My life was nowhere near as exciting as the lives of Clay, Julian and Blair, based as it was on the cusp of Hampshire and Surrey rather than Los Angeles. They were rich doing cocaine in mansions and I was poor drinking cider in alleyways. I definitely glamourised their version of emptiness, which was ridiculous being from where I was from, but that’s one of the brilliant things about being a teenager – the simultaneous deathly self-consciousness and complete lack of self-awareness. I watched the film adaptation, which plays like a John Hughes movie written by Lars Von Trier, and proceeded to read everything I could get my hands on by Ellis over the next few months, culminating in the use of a plane’s sick bag while reading American Psycho over California. If tomorrow he announced a new novel, I would be the first to pre-order it. I know he is not for everyone, but he was the first writer to grab my attention to the point that nothing existed outside of those borders.
However. Giving his podcast a go a few years ago, I heard his piece about a silly column written about Sky Ferreira, where the writer had gone on and on about her breasts with really childish language. It wound some people up, and they reacted to it, leading the LA Weekly to apologise for the piece. You can read Ellis’s whole reaction to the column here.
For me, phrases like ‘snowflakes’ and ‘SJWs’ are a distraction. They’re like mosquitoes swirling around your face; it’s that level of annoyance. It’s not a real insult, because surely ‘snowflake’ refers to snowflakes being completely unique. Doesn’t everyone think they’re unique? And if they don’t, isn’t that the most life-drainingly sad thing ever? But that’s not the point here. The point is when your idols aren’t what you thought they were.
It leads back to a conversation I am constantly having, which is how do you – should you, even – separate art from the artist? And what are the limits to that?
The other artist I idolised in my teens was Morrissey. I remember the first time I heard The Smiths – I was 14 on a train out of Brighton with my dad, going to stay with my girlfriend for the night. My dad had lent me his iPod and I was flicking through to find something to listen to – The Anti-Nowhere League, Depeche Mode, The White Stripes – before hitting The Smiths. ‘Bigmouth Strikes Again’; the title grabbed me and I was thrust into the knowledge of how Joan of Arc felt. That whole trip, any moment I was alone, I plugged into The Smiths.
I know this is not an original experience. I know that I had this experience about twenty years later than most. But listening to Morrissey was like having a pen-pal, or one of those close friends you could spend evening after evening on the phone with.
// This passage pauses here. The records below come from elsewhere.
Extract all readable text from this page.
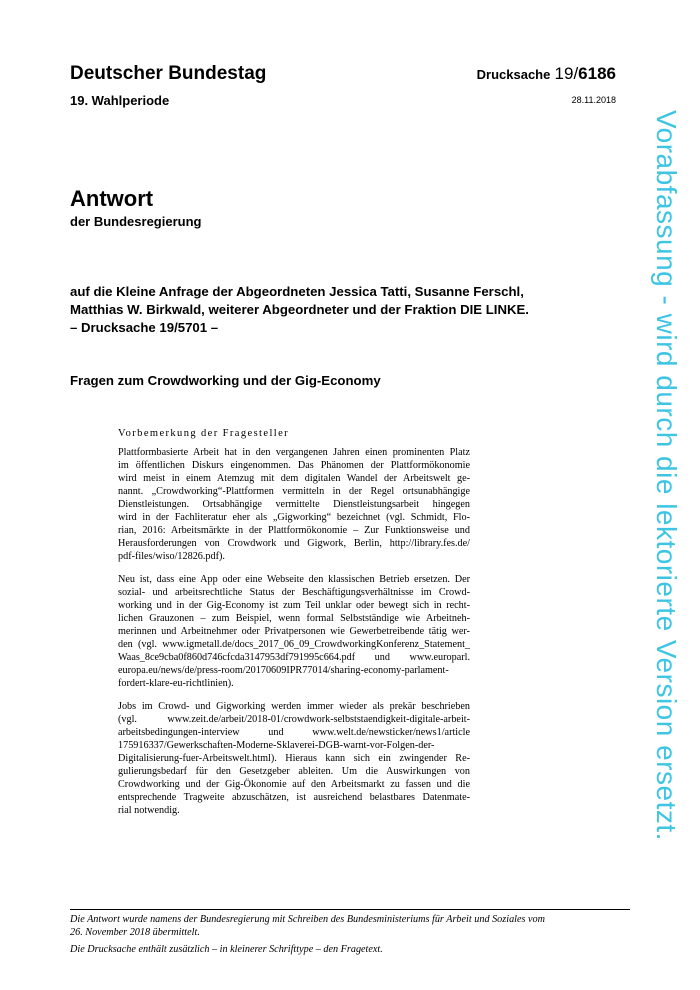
Deutscher Bundestag
19. Wahlperiode
Drucksache 19/6186
28.11.2018
Antwort
der Bundesregierung
auf die Kleine Anfrage der Abgeordneten Jessica Tatti, Susanne Ferschl,
Matthias W. Birkwald, weiterer Abgeordneter und der Fraktion DIE LINKE.
– Drucksache 19/5701 –
Fragen zum Crowdworking und der Gig-Economy
Vorbemerkung der Fragesteller
Plattformbasierte Arbeit hat in den vergangenen Jahren einen prominenten Platz
im öffentlichen Diskurs eingenommen. Das Phänomen der Plattformökonomie
wird meist in einem Atemzug mit dem digitalen Wandel der Arbeitswelt ge-
nannt. „Crowdworking“-Plattformen vermitteln in der Regel ortsunabhängige
Dienstleistungen. Ortsabhängige vermittelte Dienstleistungsarbeit hingegen
wird in der Fachliteratur eher als „Gigworking“ bezeichnet (vgl. Schmidt, Flo-
rian, 2016: Arbeitsmärkte in der Plattformökonomie – Zur Funktionsweise und
Herausforderungen von Crowdwork und Gigwork, Berlin, http://library.fes.de/
pdf-files/wiso/12826.pdf).
Neu ist, dass eine App oder eine Webseite den klassischen Betrieb ersetzen. Der
sozial- und arbeitsrechtliche Status der Beschäftigungsverhältnisse im Crowd-
working und in der Gig-Economy ist zum Teil unklar oder bewegt sich in recht-
lichen Grauzonen – zum Beispiel, wenn formal Selbstständige wie Arbeitneh-
merinnen und Arbeitnehmer oder Privatpersonen wie Gewerbetreibende tätig wer-
den (vgl. www.igmetall.de/docs_2017_06_09_CrowdworkingKonferenz_Statement_
Waas_8ce9cba0f860d746cfcda3147953df791995c664.pdf und www.europarl.
europa.eu/news/de/press-room/20170609IPR77014/sharing-economy-parlament-
fordert-klare-eu-richtlinien).
Jobs im Crowd- und Gigworking werden immer wieder als prekär beschrieben
(vgl. www.zeit.de/arbeit/2018-01/crowdwork-selbststaendigkeit-digitale-arbeit-
arbeitsbedingungen-interview und www.welt.de/newsticker/news1/article
175916337/Gewerkschaften-Moderne-Sklaverei-DGB-warnt-vor-Folgen-der-
Digitalisierung-fuer-Arbeitswelt.html). Hieraus kann sich ein zwingender Re-
gulierungsbedarf für den Gesetzgeber ableiten. Um die Auswirkungen von
Crowdworking und der Gig-Ökonomie auf den Arbeitsmarkt zu fassen und die
entsprechende Tragweite abzuschätzen, ist ausreichend belastbares Datenmate-
rial notwendig.

Die Antwort wurde namens der Bundesregierung mit Schreiben des Bundesministeriums für Arbeit und Soziales vom
26. November 2018 übermittelt.

Die Drucksache enthält zusätzlich – in kleinerer Schrifttype – den Fragetext.

Vorabfassung - wird durch die lektorierte Version ersetzt.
When I turned 18 I got a ‘Hand in Glove’ tattoo and never looked back. Refused to look back, even after several suspect comments in an interview with Simon Armitage.
And then on the back of his first solo album in three years, Low in High School, he started spouting worrying comments all over. First there were his comments about the UKIP election, which confused most people and worried others. You don’t really want to align yourself with that at a BBC 6Music concert. Then a response to the Kevin Spacey allegations in Der Spiegel left everyone at best speechless, at worst disgusted. Der Spiegel claims Morrissey said that ‘people know exactly what’s going on and they play along,’ implying the victims knew what they were getting into.
I really enjoyed his latest album. Some of the lyrics were a bit heavy-handed, but there were more highs than lows in my opinion. But the day after I read the interview in Der Spiegel, I didn’t feel too great about people seeing my tattoo. He has staunchly denied making the comments, and went on to say at a concert in Chicago that ‘unless you see the words form in my mouth and then you see the words or hear the words come out of my mouth – please, if you don’t see that, I didn’t say it.’
But he hasn’t denied being pro-Brexit, or a fan of Nigel Farage. How do you square that with beautiful insightful vegetarian Morrissey of the 1980s, who said it was okay to be whatever you were?
And like the man himself responding to the question ‘does the body rule the mind, or does the mind rule the body?’, my conclusion is, I don’t know. Is it just the age we live in, of instant feedback and an inability to backtrack once something is said? I don’t know. You’re probably not meant to have idols in your late twenties, or if you do they should be long dead so they can’t disappoint you. From now on my heroes are St. Jude and John Steinbeck.